Les Créanciers, comédie en quatre actes.
On a dit que Louvois était la petite maison de Thalie; mais le jour qu'on y donna les Créanciers, il ressemblait à un mauvais lieu de la plus mauvaise espèce, et à un coupe-gorge. On y voyait un prodigue imbécille se ruinant de sang-froid pour ne pas détromper sa femme, qui le croyait riche actuellement, quoiqu'il ne le fût qu'en perspective II faisait des affaires, donnait une obligation de dix mille francs pour cent louis qu'on lui comptait en or, et cinquante qu'on lui promettait en méchantes nippes- Quelquefois le théâtre se trouvait rempli de canaille : à la lettre ! On peut ranger dans cette catégorie un frère de la femme du prodigue, qui se présentait ivre, et emportait, sans le consentement de son beau-frère, deux mille écus que celui-ci venait d'emprunter, dont il avait le plus grand besoin, et qui se trouvaient sur sa table. Le motif ds l'emprunt forcé fait par ce jeune fou, c'est que sa maîtresse devait passer bail avec un autre, dans le jour, s'il ne lui fournissait justement cette somme de six mille francs. Enfin, un valet disait des injures au prodigue, qui ne lui payait pas ses gages, Un benêt d'oncle arrivait pour dire que « c'est une bonne chose qu'une bonne femme. » Tout était à peu près de cette force.
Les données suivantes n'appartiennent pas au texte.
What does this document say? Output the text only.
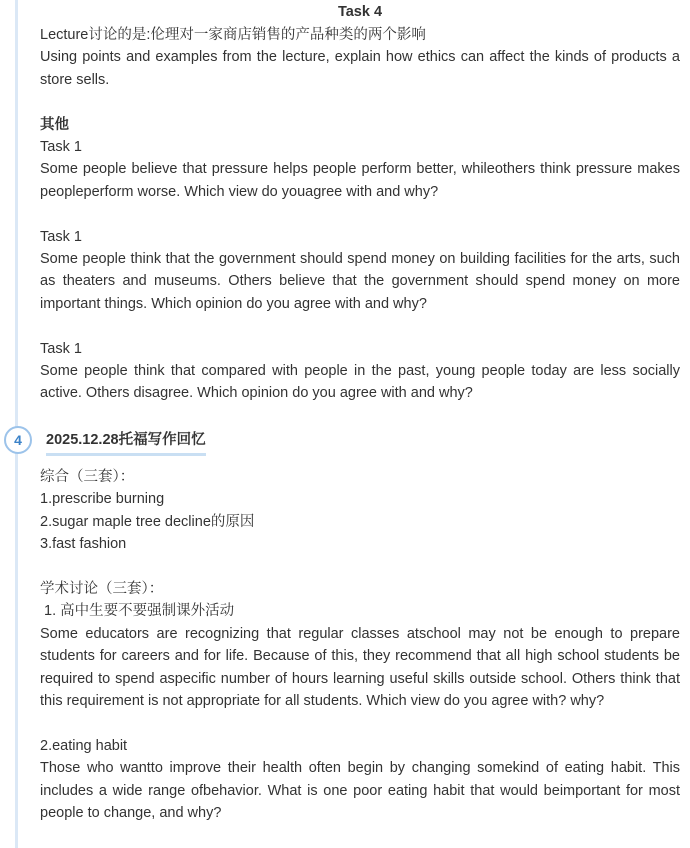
Task 4

Lecture讨论的是:伦理对一家商店销售的产品种类的两个影响

Using points and examples from the lecture, explain how ethics can affect the kinds of products a store sells.

其他

Task 1

Some people believe that pressure helps people perform better, whileothers think pressure makes peopleperform worse. Which view do youagree with and why?

Task 1

Some people think that the government should spend money on building facilities for the arts, such as theaters and museums. Others believe that the government should spend money on more important things. Which opinion do you agree with and why?

Task 1

Some people think that compared with people in the past, young people today are less socially active. Others disagree. Which opinion do you agree with and why?

4	2025.12.28托福写作回忆

综合（三套）：

1.prescribe burning

2.sugar maple tree decline的原因

3.fast fashion

学术讨论（三套）：

1. 高中生要不要强制课外活动

Some educators are recognizing that regular classes atschool may not be enough to prepare students for careers and for life. Because of this, they recommend that all high school students be required to spend aspecific number of hours learning useful skills outside school. Others think that this requirement is not appropriate for all students. Which view do you agree with? why?

2.eating habit

Those who wantto improve their health often begin by changing somekind of eating habit. This includes a wide range ofbehavior. What is one poor eating habit that would beimportant for most people to change, and why?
Avant la fin du quatrième acte, l'indignation du public a fait baisser la toile ; on a demandé Musard, afin de prouver au directeur de Lonvois qu'on voulait bien lui pardonner d'avoir assemblé une si nombreuse compagnie pour entendre des platitudes grossières et triviales ; cependant on répétait de tous côtés : « Comment se peut-il que Picard reçoive de telles pièces ? » La sienne a fait oublier l'autre ; et l'auteur a ainsi réparé l'échec qu'avait éprouvé le directeur.
L'Opinion du parterre, Germinal an XIII, p. 269 :
19 Germinal.
Première représentation des Créanciers, comédie en quatre actes, en prose, de Beaunoir. Chute complète.